The last official budget update was released before Melbourne’s Stage 4 lockdowns and the policy reactions to that, including spending $15.6 billion more via easier eligibility for JobKeeper, as well as another $2 billion to extend telehealth. So you could be forgiven for thinking the worst …
Yet it’s not all bad news: Treasury assumed iron ore prices would immediately nosedive, almost halving to US$55 a tonne ahead of Christmas. But they’ve actually gone up, trading at double those rates. And Treasury was very conservative in its other forecasts, including of jobs and inflation.
The upshot is that we see better news than Treasury does on personal taxes, partly as we’re a little less pessimistic on both wages and jobs, while profit taxes may also outperform the low bar set for them in the official forecasts. And yes, the biggest difference there lies in iron ore.
Yet while the tax take looks set to help the budget this year, the spending story goes the other way. It’s dominated by the extra costs driven by lockdowns in Melbourne and regional Victoria. The new policies announced in the past two months are set to add $19.0 billion to expenses in 2020-21.

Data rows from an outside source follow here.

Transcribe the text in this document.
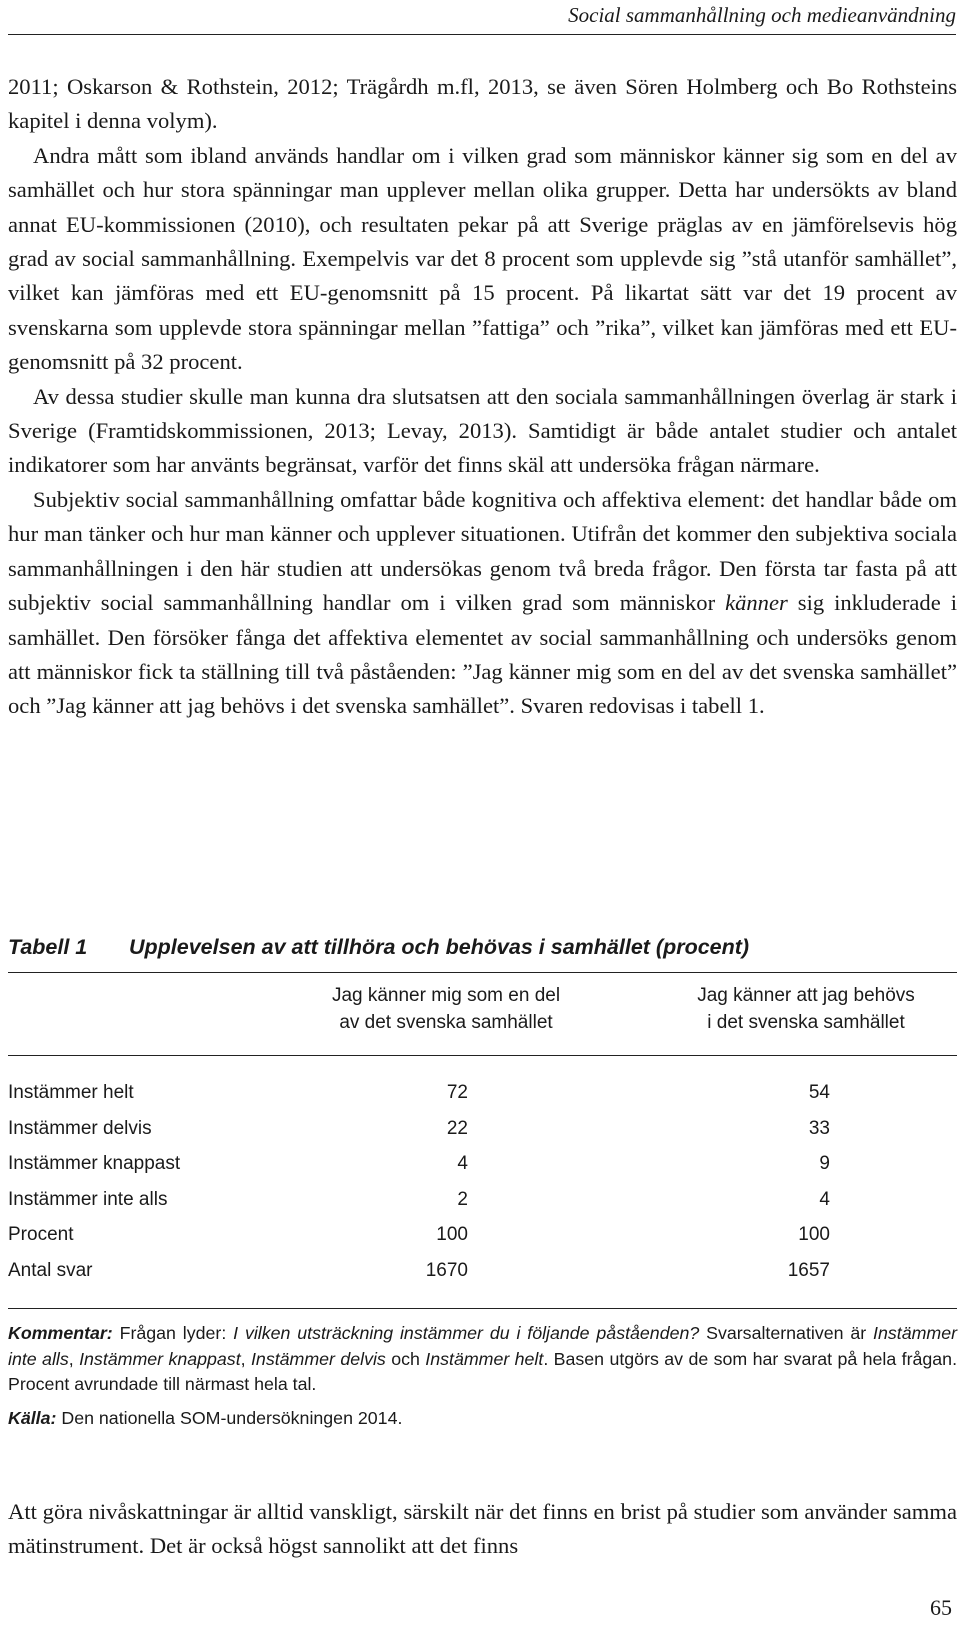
Social sammanhållning och medieanvändning

2011; Oskarson & Rothstein, 2012; Trägårdh m.fl, 2013, se även Sören Holmberg och Bo Rothsteins kapitel i denna volym).

Andra mått som ibland används handlar om i vilken grad som människor känner sig som en del av samhället och hur stora spänningar man upplever mellan olika grupper. Detta har undersökts av bland annat EU-kommissionen (2010), och resultaten pekar på att Sverige präglas av en jämförelsevis hög grad av social sammanhållning. Exempelvis var det 8 procent som upplevde sig ”stå utanför samhället”, vilket kan jämföras med ett EU-genomsnitt på 15 procent. På likartat sätt var det 19 procent av svenskarna som upplevde stora spänningar mellan ”fattiga” och ”rika”, vilket kan jämföras med ett EU-genomsnitt på 32 procent.

Av dessa studier skulle man kunna dra slutsatsen att den sociala sammanhållningen överlag är stark i Sverige (Framtidskommissionen, 2013; Levay, 2013). Samtidigt är både antalet studier och antalet indikatorer som har använts begränsat, varför det finns skäl att undersöka frågan närmare.

Subjektiv social sammanhållning omfattar både kognitiva och affektiva element: det handlar både om hur man tänker och hur man känner och upplever situationen. Utifrån det kommer den subjektiva sociala sammanhållningen i den här studien att undersökas genom två breda frågor. Den första tar fasta på att subjektiv social sammanhållning handlar om i vilken grad som människor känner sig inkluderade i samhället. Den försöker fånga det affektiva elementet av social sammanhållning och undersöks genom att människor fick ta ställning till två påståenden: ”Jag känner mig som en del av det svenska samhället” och ”Jag känner att jag behövs i det svenska samhället”. Svaren redovisas i tabell 1.

Tabell 1 Upplevelsen av att tillhöra och behövas i samhället (procent)
Jag känner mig som en del
av det svenska samhället
Jag känner att jag behövs
i det svenska samhället
Instämmer helt	72	54
Instämmer delvis	22	33
Instämmer knappast	4	9
Instämmer inte alls	2	4
Procent	100	100
Antal svar	1670	1657

Kommentar: Frågan lyder: I vilken utsträckning instämmer du i följande påståenden? Svarsalternativen är Instämmer inte alls, Instämmer knappast, Instämmer delvis och Instämmer helt. Basen utgörs av de som har svarat på hela frågan. Procent avrundade till närmast hela tal.

Källa: Den nationella SOM-undersökningen 2014.

Att göra nivåskattningar är alltid vanskligt, särskilt när det finns en brist på studier som använder samma mätinstrument. Det är också högst sannolikt att det finns

65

The bottom line? We forecast this year’s underlying cash deficit at $198.5 billion, ‘just’ $14.0 billion worse than Treasury forecast back on 23 July. All in all, that’s a pretty good outcome.
But remember a key caveat: our forecasts assume no new policies are announced, even though policy should do more. (As discussed below, there are great reasons to keep supporting recovery, and lots of possible policies are being flagged, but our forecasts assume a clean slate to begin.)

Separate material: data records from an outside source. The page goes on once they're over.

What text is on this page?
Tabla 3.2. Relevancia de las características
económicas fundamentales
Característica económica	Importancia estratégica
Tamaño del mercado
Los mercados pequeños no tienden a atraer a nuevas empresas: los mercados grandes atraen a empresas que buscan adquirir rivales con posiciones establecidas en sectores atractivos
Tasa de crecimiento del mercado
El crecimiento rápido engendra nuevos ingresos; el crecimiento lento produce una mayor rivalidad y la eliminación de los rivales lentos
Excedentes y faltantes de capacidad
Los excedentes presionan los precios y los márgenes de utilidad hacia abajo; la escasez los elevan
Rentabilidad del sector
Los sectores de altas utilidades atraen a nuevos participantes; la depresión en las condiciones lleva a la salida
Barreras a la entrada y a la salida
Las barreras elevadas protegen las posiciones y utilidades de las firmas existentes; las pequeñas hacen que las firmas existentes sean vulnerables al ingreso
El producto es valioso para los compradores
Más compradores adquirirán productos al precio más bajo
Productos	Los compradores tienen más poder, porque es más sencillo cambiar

And future deficits are less scary than many are expecting
The 23 July update forecast just ten months out. What of later years?Relative to official forecasts released in late 2019 (yes, they’re pre-COVID, but they’re also the latest available for these years), we see massive ongoing shortfalls in personal taxes. There’ll be fewer jobs, and wages will be lower too, with that latter factor also limiting the usual tailwind for taxes of pushing people into higher tax brackets. Small business profits will be down as well, as will income from rents, dividends and interest.
There’s a similar tale of woe in profit taxes. Profits take an even bigger hit than wages in recessions, and losses being racked up now can be offset against tax bills in later years. So, despite lower investment deductions, we forecast profit taxes to stay to well south of the official numbers.
Yet today’s emergency spending is designed to phase out in these later years, while lower wages, lower prices, and lower interest rates all generate savings. So too will reduced State grants given GST weakness, although ongoing joblessness raises spending.
Add that together, and we forecast cash underlying deficits of $45 billion in 2021-22 and $26 billion in 2022-23. That’s worse than the (pre-COVID) official forecast in 2021-22 by a hefty $53 billion, followed by a narrowing of the gap versus official forecasts to $30 billion in 2022-23.
Is the damage permanent?
The budget has therefore taken enormous damage – but it probably isn’t permanent damage. That’s a vital distinction. Yes, the budget is badly bent, but it’s not broken. Today’s emergency policy measures are temporary. When they’re gone, the budget will still be running big deficits: but that will be because the economy is still weak.
That says we need to remain laser focussed on economic repair. If our economy gets better, then the budget will too.
The budget is stepping up to protect us
The budget guards the nation’s prosperity (the size of the pie) and fairness (how that pie is sliced up). But both our prosperity and our fairness are taking heavy blows from the coronavirus crisis:
- there’s never before been a hit to the Australian economy that’s this big and this fast,
- and relatively more jobs have been lost where unemployment was already the highest: suburb by suburb in the cities, town by town in the bush, the pain to our livelihoods isn’t evenly spread.
Australia’s recovery is very reliant on governments going hard and going smart:
- Going smart means reforming. That let’s our economy grow faster, and more growth = more jobs.
- Going hard means that the federal and state governments need to keep up their spending.
That combination gives us the best chance to get back to the Australia of February as fast as we can. And it underscores a key point: the need to let growth in the economy shrink the debt, rather than letting attempts to shrink the debt hold back the economy.
But haven’t we mortgaged the future?
Defending our lives and our livelihoods doesn’t come cheap. And in other circumstances Deloitte Access Economics would be up in arms about that: taxpayers’ money is always precious.
But taxpayer’s money is also doing a more effective job today than it’s ever done before.
In ordinary times we would worry about the debt. Yet these aren’t ordinary times. And although the increases in debt are very large, the falls in interest rates are even larger. That’s a game changer.
Yep, you read that right. It will have fallen. A lot. Never in the two thousand years of recorded history of interest rates has it been cheaper for governments to borrow. Never.
And although interest costs won’t have fallen as much as had been hoped pre-COVID, that gap (of $1.6 billion in 2022-23) is the equivalent of an ongoing cost to the average taxpayer of just $2.66 a week. For not much more than the cost of a sausage sandwich at Bunnings, that may be the biggest bargain you’ll ever score.
These costs are far from scary. The defence of our lives and our livelihoods has been heaps cheaper than people have yet realised.